Work Life after Failure?

Work Life after Failure?
Bildquelle: Emerald Publishing Limited

News vom 26.04.2021

Stefan Razinskas publishes the article “A multilevel perspective on the emergence of failures in teams and their (dys)functional coping through vicious and virtuous circles of cohesion” in the book titled “Work life after failure? How employees bounce back, learn, and recover from work-related setbacks” (edited by Gisa Todt, Julia Backmann, and Matthias Weiss). This conceptual research develops a multilevel framework on the emergence and diffusion of failures in teams and particularly addresses the ambivalent role of team cohesion in the coping with individual and collective failures. The book chapter can be accessed here.

Summary

Successful teams tend to be highly cohesive and team cohesion to be particularly helpful in allowing teams and their members to sustain their success even in the most challenging times. One disillusioning consequence of this reciprocity between cohesion and performance would suggest that failures made by teams and/or their members likely jeopardize their success by preventing them from capitalizing on such virtuous circles associated with team cohesion.
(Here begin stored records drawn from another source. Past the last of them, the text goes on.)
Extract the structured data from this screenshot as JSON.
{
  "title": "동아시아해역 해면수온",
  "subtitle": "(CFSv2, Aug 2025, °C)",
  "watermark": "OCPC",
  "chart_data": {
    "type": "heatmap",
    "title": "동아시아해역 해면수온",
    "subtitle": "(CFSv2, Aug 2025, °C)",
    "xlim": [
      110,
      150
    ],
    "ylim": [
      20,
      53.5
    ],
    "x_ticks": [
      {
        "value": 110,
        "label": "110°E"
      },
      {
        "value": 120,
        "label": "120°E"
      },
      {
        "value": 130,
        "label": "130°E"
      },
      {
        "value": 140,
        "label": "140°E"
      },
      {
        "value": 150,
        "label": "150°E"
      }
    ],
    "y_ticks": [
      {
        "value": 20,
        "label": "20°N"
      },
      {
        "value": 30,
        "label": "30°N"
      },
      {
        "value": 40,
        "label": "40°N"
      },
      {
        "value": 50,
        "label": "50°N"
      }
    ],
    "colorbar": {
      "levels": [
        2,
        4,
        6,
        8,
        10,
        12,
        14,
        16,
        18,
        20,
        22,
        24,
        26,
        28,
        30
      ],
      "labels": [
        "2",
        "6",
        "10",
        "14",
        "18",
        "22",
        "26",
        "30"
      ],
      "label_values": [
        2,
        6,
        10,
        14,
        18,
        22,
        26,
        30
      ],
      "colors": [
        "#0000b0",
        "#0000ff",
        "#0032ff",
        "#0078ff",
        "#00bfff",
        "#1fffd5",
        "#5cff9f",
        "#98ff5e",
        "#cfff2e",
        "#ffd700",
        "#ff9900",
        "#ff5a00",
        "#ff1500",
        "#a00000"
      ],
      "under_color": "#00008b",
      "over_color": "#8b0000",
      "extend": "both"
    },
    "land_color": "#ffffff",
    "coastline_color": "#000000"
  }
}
Yet, many teams uphold their performance despite the failures they have to cope with, suggesting that the potential vicious circles can be overcome. This chapter aims at illuminating the vicious and virtuous circles associated with team cohesion that are induced by either collective failures of teams or individual failures of their members. It therefore offers a multilevel perspective not only on the emergence and diffusion of failures at the individual and team levels, but also on the critical role that team cohesion plays for a team’s (dys)functional coping across these levels. It is theorized that collective failures triggered exogenously can help build team cohesion, and that whether endogenously-triggered collective failures bring about the vicious or the virtuous circles of team cohesion depends on whether the individual failures developing into collective failures are triggered endogenously or exogenously. The implications of this conceptual work are discussed in light of the literatures on error/failure management and group cohesiveness.